Debit-rewards programs offered by banks appear to be rebounding a little, with younger consumers more motivated than other age groups to use them. That’s according to a new report from payments-research firm Mercator Advisory Group Inc.
Debit rewards programs fell out of favor with banks following passage of the Durbin Amendment, which took effect in 2011 and limited debit-interchange rates for financial institutions with $10 billion or more in assets. Interchange income to issuers typically helps fund card-based rewards programs.

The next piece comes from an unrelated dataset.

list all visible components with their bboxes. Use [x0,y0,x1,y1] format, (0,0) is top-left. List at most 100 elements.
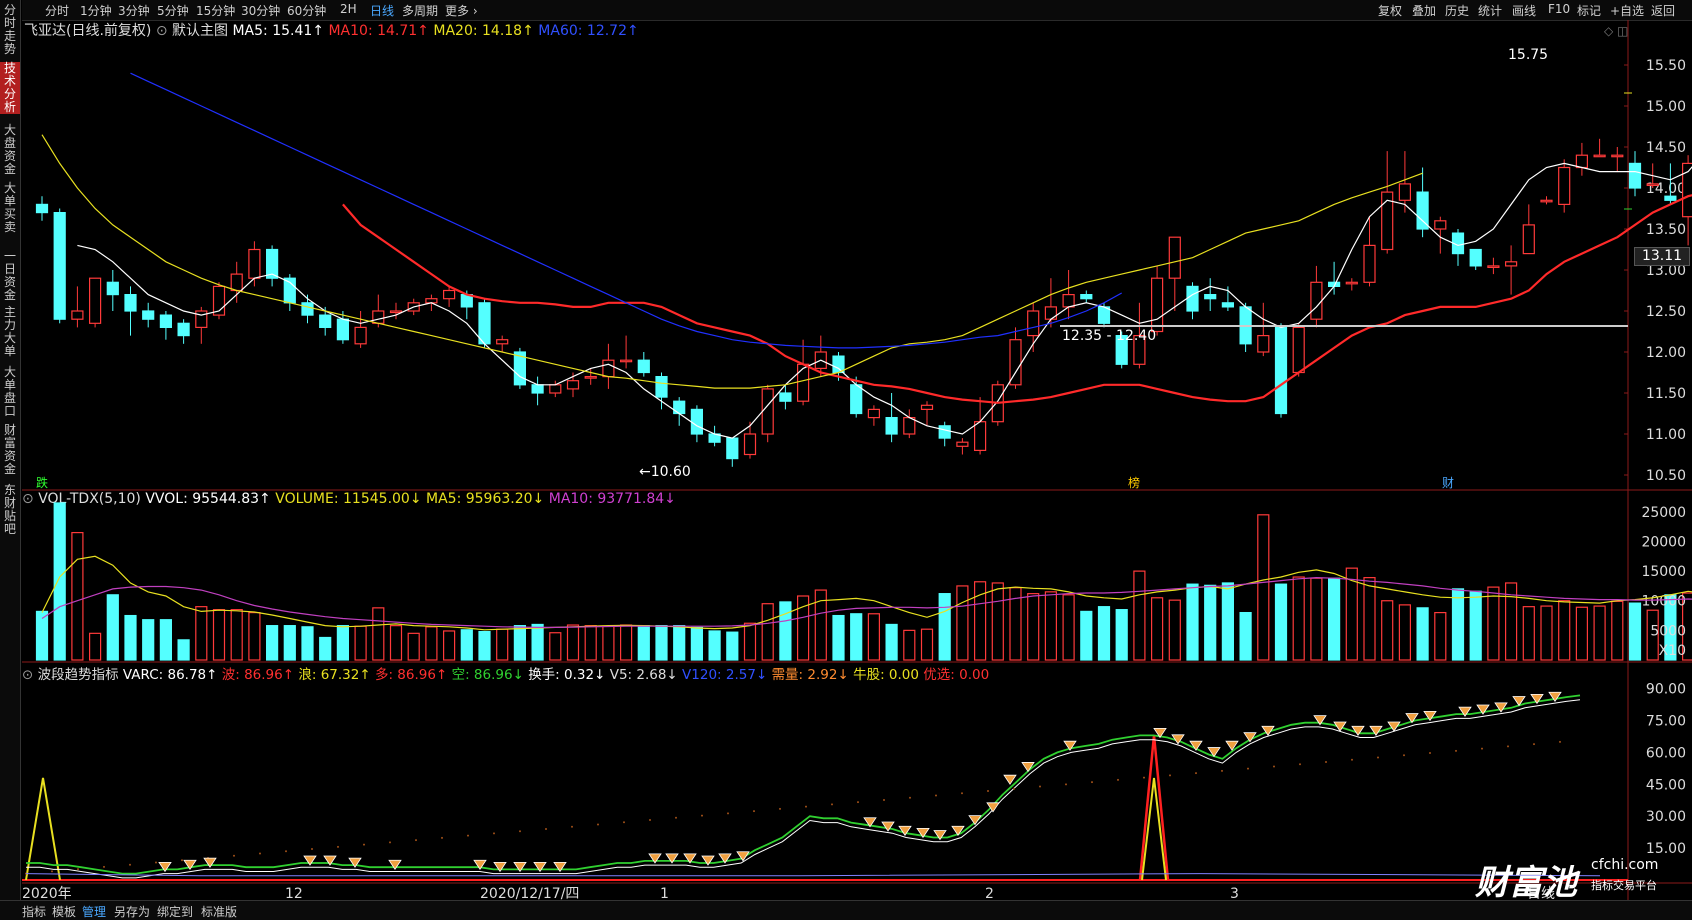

In its “Top 50 U.S. Retail Banks and Credit Unions’ Debit Rewards and Loyalty Programs: 2014 Annual Review” report, Maynard, Mass.-based Mercator found that among consumers 18 to 34, 51% say they would be motivated or very motivated to use their debit cards because of rewards, Sarah Grotta, director of Mercator’s debit advisory service, tells Digital Transactions News in an email. In comparison, only 34% of all age groups noted a similar inclination.
The favorite reward for younger consumers? Cash. They prefer it more than all other age groups combined, she says.
“After 2011, we saw a drop off in debit usage overall,” Grotta says. “It appears that decline is leveling off. We saw an increase in 2014 in household debit usage for the first time since 2011. The presence of a debit reward program is a motivating factor for those who do have a card today.”
Notably, the report also found a greater interest and reliance on merchant-funded rewards or discount networks, Grotta says. The reason is that such programs keep banks’ costs down. Larger financial institutions also like that because of their diminished debit-interchange revenue, she says.
Smaller banks, in particular, have expressed a lot of interest in debit-rewards program, which help spur debit card use, Grotta says. “Smaller institutions want to be competitive, and the industry is now seeing that the instance of debit rewards among smaller financial institutions is about on par with larger organizations,” she says.